47% Of Companies Want To Downsize Their Cybersecurity Department

Tyler Cross Tyler Cross
Published on: December 8, 2023

According to a report done by Observe & CITE, 47% of businesses are looking to downsize their cybersecurity departments.

There were 500 security experts interviewed, including people filtered from prominent cybersecurity departments like CISO, as well as Incident response managers, information security analysts, and even directors of cyber security with various companies.

To break it down further, 47% of responders said that they had no intentions of downsizing their cybersecurity departments. 47% claimed that they were planning on lowering the headcount of their departments.

The remaining 6% were unsure about which direction their company should head. This is a 4% growth over the prior survey.

However, the companies that intend to downsize are also statistically more likely to face hundreds of more cyber incidents per month than companies moving in the opposite direction. This can lead to a serious loss of profit and the entire company’s reputation being damaged.

A business’s attempt to save money by cutting its cybersecurity departments is likely to have a trickle effect that costs more money in the end. A company that relies on AI or cloud-based technology to protect themselves still sees a rising need for cybersecurity personnel.

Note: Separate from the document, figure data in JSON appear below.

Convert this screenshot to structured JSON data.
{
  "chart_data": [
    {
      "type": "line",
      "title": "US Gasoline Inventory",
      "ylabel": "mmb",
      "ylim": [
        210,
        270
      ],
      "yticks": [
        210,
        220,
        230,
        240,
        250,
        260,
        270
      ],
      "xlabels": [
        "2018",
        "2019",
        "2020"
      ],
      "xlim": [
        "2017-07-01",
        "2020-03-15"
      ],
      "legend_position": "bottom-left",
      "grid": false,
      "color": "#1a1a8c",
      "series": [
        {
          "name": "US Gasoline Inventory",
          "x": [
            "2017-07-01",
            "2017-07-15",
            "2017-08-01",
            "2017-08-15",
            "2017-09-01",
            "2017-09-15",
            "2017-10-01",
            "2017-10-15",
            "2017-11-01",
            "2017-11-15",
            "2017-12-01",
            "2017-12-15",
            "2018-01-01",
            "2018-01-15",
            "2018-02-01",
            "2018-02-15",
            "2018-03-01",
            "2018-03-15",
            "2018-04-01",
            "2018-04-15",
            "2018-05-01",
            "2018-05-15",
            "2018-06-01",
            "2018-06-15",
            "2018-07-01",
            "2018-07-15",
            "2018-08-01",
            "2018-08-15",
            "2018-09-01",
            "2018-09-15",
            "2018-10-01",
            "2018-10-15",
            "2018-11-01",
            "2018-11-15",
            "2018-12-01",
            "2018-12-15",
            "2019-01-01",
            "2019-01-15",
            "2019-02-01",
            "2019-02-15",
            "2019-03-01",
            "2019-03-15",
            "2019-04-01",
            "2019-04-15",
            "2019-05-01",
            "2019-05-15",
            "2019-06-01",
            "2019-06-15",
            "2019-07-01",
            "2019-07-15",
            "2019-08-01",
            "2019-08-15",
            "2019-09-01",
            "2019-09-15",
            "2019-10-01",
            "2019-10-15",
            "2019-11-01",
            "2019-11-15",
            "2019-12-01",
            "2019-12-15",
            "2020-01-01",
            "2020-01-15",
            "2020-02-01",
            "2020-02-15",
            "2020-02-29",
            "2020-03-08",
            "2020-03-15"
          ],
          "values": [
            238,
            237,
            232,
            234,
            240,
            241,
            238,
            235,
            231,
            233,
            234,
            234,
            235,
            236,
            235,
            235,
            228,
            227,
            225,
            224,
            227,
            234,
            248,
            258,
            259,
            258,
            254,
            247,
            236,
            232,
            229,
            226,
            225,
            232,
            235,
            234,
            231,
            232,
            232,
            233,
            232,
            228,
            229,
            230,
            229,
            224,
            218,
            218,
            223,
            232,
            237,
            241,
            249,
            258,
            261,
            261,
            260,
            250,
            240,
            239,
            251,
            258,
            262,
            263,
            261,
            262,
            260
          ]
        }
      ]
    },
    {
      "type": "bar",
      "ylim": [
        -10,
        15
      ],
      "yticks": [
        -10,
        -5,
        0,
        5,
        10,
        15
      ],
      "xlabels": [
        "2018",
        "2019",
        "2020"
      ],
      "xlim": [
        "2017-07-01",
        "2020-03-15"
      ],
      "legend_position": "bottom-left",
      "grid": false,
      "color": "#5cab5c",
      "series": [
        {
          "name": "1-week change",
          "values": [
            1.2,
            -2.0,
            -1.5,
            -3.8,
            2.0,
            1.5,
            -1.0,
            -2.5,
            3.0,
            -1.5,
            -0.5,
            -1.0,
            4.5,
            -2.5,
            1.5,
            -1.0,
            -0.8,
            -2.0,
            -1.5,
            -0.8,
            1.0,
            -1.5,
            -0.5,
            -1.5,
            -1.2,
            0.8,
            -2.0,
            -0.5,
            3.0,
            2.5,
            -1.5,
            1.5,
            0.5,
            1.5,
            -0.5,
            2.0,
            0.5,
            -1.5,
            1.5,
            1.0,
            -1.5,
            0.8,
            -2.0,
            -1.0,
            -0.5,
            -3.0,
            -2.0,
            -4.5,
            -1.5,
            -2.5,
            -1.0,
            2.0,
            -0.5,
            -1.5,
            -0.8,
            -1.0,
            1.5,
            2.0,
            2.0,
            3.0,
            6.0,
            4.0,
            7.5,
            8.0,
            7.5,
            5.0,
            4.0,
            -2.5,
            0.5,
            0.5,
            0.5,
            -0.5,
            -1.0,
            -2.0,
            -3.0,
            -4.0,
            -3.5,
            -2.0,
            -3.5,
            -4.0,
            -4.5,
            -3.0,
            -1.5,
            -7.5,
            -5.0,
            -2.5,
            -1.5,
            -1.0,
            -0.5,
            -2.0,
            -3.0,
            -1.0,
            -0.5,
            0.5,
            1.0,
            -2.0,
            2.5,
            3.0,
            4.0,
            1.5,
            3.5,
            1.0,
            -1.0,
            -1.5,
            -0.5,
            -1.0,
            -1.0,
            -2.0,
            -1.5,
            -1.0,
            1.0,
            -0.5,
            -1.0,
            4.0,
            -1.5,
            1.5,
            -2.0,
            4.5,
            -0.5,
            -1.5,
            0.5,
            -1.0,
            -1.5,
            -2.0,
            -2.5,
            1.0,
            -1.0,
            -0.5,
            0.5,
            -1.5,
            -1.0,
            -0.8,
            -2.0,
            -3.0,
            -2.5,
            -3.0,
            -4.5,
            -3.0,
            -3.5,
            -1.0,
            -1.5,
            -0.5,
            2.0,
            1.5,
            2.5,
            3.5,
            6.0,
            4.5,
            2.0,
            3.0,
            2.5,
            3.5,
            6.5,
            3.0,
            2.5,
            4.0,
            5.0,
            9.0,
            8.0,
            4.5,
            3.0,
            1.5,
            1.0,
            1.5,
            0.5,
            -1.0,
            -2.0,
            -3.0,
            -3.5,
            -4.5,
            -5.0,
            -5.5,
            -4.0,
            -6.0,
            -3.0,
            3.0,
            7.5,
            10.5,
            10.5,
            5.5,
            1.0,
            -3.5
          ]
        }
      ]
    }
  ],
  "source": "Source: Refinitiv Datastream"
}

“Even though our entire respondent base is over halfway to cloud native, it would seem that the cloud infrastructure doesn’t provide sufficient operations or security observability on its own and agents must be used,” reads Observe’s report. “While automation has been a security goal for a very long time, the current reality remains heavily people-powered.”

It can also be hard for older businesses to upgrade their security systems.

“Given the number of incidents organizations are combating and the time they have to respond to them, they can ill afford to spend time context switching between tools,” the report said.

Global cyber attacks are on the rise, according to ISC2’s Cybersecurity Workforce Study, the gap between the amount of professionals needed and their availability is at an all-time high.